Demonetisation is after all a battle against money laundering, even if everyone is divided in their opinion. That said, it is the first time that the Indian government is going after the parallel economy by banning denominations of Rs 500 and Rs 1,000 to weaken contraband money.
Meanwhile, a bunch of Indians have built an artificial intelligence-based anti-money laundering platform to fight the global money laundering industry, which is worth $2 trillion. The platform uses AI to track money going into fictitious accounts through digital transactions from across the global banking network.
Srikumar, Suresh Nair and Mallinath Sengupta were happy in their corporate jobs till they realised that the capital markets were spending loads of money on compliance and yet could not figure out how to battle money laundering.
An IDC report says financial services IT spending will reach almost $480 billion worldwide in 2016, with a five-year compound annual growth rate (CAGR) of 4.2 percent. This money is used by the financial services industry to trace every possible route of money. Yet, 95 percent of the time money launderers outbeat the system by opening multiple fictitious accounts and companies across the world. Therefore, the trio created NextAngles, which is building an expert system to tackle this persistent issue.
“The core intelligence comes from the knowledge models which are deep domain models on particular aspects of banking work. This is different from conventional big data-driven data science. The core aspect of such expert systems is a branch of science called ‘ontology’,” says Mallinath.
Ontology in computer science looks at the relationship of that which is (money), the properties that interact with it (banks) and the events that change the relationship (money laundering activity).
The laundry cycle or the money laundering cycle
The cycle involves placement, layering and integration.
The 30-member data science team of NextAngles is, over the last two years, working on this predictive platform. They are conducting pilots in a couple of companies in the US and have plans to scale up the product starting next year. The product works in identifying fraud in banking activity (money laundering) by discovering hidden relationships and establishing patterns of money movements. For example, in case of an Internet fraud complaint, the solution looks for cases where money gets withdrawn from newly-opened accounts very quickly after a wire transfer, and then tries to find the relationship between these account holders to check if fraudulent activity is going on. While the system does this in hours, doing it manually would take days or weeks, depending on the complexity.
“Building the product and getting the financial backing was not easy,” says Mallinath.
The founding team created 19 ideas around the banking, financial services, insurance (BFSI) sector and discussed every cloud-based service for the industry. Being businessmen and technologists themselves they decided to take on the task of building an anti-money laundering platform for the banking industry, which does not have a powerful tool to battle perpetrators.
The three co-founders have 75 years of corporate experience between them. Mallinath is an IIM-B alumni, Srikumar is an alumni of XLRI and Suresh finished MSc in Computer Science at Trinity. They all worked in Mphasis when they decided to go up to the CEO, Ganesh Ayyar, and discuss this idea of taking on money laundering. Ganesh told them that if they had to do this startup then they had to answer the fundamental question, ‘Why would the customer buy it’ and ‘How would the product drive value?’
“The tough questions asked by Ganesh moulded our idea. We spoke to over 400 banks and realised that they had no tools to track patterns and banks always threw people to seek fraudulent patterns and went after the wrong people. That’s when we realised that we had an opportunity. They would buy the product because we would identify fraud faster than manual systems,” says Mallinath.

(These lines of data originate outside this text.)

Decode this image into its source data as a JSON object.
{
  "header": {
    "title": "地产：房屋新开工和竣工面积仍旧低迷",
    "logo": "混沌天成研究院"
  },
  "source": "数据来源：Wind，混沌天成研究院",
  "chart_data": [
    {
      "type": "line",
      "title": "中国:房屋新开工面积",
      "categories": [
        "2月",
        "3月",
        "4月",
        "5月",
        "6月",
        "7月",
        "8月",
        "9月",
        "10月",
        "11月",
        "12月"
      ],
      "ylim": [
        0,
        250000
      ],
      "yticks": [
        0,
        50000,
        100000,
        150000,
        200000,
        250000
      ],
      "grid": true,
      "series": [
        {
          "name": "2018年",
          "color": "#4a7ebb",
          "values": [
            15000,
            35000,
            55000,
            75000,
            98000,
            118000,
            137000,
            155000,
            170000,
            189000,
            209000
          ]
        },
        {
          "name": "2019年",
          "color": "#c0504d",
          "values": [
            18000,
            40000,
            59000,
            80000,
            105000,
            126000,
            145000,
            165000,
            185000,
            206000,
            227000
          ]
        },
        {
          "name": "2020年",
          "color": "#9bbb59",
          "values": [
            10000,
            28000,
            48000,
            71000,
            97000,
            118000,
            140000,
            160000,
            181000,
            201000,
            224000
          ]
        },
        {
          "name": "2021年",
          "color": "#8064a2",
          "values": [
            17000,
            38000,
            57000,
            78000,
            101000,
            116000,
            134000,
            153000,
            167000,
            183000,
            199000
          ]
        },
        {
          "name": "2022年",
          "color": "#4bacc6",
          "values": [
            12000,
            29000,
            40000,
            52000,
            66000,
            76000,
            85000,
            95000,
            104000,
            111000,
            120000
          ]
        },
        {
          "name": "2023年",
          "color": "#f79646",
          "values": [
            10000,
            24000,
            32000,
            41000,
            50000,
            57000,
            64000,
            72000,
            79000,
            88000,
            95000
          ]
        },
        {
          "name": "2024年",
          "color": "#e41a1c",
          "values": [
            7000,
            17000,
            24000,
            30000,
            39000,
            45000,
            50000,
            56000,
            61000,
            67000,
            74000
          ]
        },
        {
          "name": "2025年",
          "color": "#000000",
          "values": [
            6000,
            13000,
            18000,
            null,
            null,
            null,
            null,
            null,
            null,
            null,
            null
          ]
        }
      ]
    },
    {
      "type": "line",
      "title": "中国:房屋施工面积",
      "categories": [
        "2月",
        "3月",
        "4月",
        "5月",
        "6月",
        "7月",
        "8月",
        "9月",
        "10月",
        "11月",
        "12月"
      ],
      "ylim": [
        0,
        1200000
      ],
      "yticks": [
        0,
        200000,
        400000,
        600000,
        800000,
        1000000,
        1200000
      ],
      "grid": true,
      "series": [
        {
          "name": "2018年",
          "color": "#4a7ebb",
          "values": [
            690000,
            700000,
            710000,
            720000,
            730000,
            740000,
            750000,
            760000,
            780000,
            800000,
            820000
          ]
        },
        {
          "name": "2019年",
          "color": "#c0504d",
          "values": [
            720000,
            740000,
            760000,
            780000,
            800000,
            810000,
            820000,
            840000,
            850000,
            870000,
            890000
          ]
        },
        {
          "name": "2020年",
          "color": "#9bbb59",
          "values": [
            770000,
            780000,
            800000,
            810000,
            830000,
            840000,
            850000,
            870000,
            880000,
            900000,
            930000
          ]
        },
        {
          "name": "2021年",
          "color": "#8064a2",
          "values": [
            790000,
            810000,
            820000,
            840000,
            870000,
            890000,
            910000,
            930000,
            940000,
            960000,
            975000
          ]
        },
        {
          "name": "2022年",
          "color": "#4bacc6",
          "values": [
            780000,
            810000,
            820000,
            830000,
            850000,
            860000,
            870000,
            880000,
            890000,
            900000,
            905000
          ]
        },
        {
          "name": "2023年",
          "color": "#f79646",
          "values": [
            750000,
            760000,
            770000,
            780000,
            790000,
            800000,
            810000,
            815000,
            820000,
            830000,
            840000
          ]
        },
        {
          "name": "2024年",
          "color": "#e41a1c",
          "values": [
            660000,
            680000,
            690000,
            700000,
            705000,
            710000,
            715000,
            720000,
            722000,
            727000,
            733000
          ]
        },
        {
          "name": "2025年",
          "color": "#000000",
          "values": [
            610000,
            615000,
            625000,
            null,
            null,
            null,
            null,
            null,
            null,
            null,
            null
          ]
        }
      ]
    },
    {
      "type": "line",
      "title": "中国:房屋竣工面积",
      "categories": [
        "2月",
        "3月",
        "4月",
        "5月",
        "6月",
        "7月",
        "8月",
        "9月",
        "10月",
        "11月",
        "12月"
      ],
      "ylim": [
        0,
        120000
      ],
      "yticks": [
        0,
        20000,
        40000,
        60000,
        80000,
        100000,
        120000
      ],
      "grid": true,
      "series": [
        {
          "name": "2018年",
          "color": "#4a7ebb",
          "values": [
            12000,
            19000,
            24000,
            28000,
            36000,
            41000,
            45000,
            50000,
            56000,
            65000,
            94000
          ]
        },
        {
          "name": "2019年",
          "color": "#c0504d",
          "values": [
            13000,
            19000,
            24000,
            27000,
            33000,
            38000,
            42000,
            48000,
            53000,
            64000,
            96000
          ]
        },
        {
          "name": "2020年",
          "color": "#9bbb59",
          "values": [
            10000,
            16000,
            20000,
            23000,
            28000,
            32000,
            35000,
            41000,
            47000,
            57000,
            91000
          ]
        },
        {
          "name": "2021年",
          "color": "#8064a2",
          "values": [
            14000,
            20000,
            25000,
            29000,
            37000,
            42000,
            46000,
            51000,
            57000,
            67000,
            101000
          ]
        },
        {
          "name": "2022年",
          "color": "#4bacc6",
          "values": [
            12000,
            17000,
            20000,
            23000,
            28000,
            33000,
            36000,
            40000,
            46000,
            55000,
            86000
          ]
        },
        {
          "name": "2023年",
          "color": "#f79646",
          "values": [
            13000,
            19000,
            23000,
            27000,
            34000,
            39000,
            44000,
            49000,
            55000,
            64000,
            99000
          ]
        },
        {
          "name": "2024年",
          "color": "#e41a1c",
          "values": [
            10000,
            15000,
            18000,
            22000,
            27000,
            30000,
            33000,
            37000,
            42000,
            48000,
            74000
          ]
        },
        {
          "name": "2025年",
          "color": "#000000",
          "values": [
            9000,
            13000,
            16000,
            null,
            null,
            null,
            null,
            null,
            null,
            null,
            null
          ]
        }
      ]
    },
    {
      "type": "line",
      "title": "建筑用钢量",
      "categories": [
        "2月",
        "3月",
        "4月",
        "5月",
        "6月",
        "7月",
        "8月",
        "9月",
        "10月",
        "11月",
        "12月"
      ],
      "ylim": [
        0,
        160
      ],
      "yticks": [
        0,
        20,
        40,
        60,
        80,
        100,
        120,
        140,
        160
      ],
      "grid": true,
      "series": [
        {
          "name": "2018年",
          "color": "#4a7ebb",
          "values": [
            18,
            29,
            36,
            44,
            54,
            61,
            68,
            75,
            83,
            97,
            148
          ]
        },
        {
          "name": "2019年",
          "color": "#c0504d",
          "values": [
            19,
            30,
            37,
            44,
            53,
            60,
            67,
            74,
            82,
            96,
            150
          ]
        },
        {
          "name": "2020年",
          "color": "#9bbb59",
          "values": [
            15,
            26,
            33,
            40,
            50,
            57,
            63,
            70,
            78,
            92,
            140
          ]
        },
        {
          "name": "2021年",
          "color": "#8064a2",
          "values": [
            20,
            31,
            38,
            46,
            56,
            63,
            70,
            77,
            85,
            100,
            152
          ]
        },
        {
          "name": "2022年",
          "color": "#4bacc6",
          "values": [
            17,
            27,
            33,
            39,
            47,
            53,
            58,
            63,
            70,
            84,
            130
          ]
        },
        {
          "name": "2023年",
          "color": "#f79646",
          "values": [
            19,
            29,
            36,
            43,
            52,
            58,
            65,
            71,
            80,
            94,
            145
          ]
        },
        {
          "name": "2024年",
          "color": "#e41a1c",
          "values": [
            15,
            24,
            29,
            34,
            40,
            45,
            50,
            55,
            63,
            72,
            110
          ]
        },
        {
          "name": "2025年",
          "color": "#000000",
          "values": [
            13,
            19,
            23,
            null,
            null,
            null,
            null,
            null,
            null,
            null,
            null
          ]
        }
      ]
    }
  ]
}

“Such a system would deliver value for business and reduces effort for the financial industry. Next Angles is now part of the Cart Up programme of Mphasis and has all the support to scale up,” says Ganesh.
Mallinath and their team of data scientists have raised $11 million (from Mphasis) so far and have built three solutions for the BFSI industry.
According to the United Nations Office on Drugs and Crime the total money laundered annually is around $2 trillion, which NextAngles is going after. The NextAngles solution will be implemented in banks and the system studies all the payment and withdrawal mechanisms in the bank to identify suspicious activity.
According to a study done by the firm, US-based regulator Financial Industry Regulatory Authority (FINRA) issued its annual Regulatory and Examination Priorities letter to highlight the key issues of management of conflicts of interest, technology, outsourcing and anti-money laundering (AML), which could adversely affect market integrity and therefore need focus. In May 2016, FINRA announced it had fined an investment management firm and its holding parent company a total of $17 million for what FINRA described as, “widespread failures related to the firms’ anti-money laundering (AML) programs.” While Indian consumers are led to believe that fintech payment companies are an evolution, wallets are not going to stop fictitious money transfers because money can be transferred through a multitude of accounts. This is where Next Angles has created a gold mine for itself, because it can lead the four functions of AML software, which are:
Next Angles faces competition from the likes of Oracle, Digital Reasoning and Wynyard. But with the backing of the $1-billion Mphasis Ltd, it has the chance to become a larger entity. Now it is time for banks to use algorithms to fight money laundering rather than laying complete focus on just figuring out their most valuable corporate customers.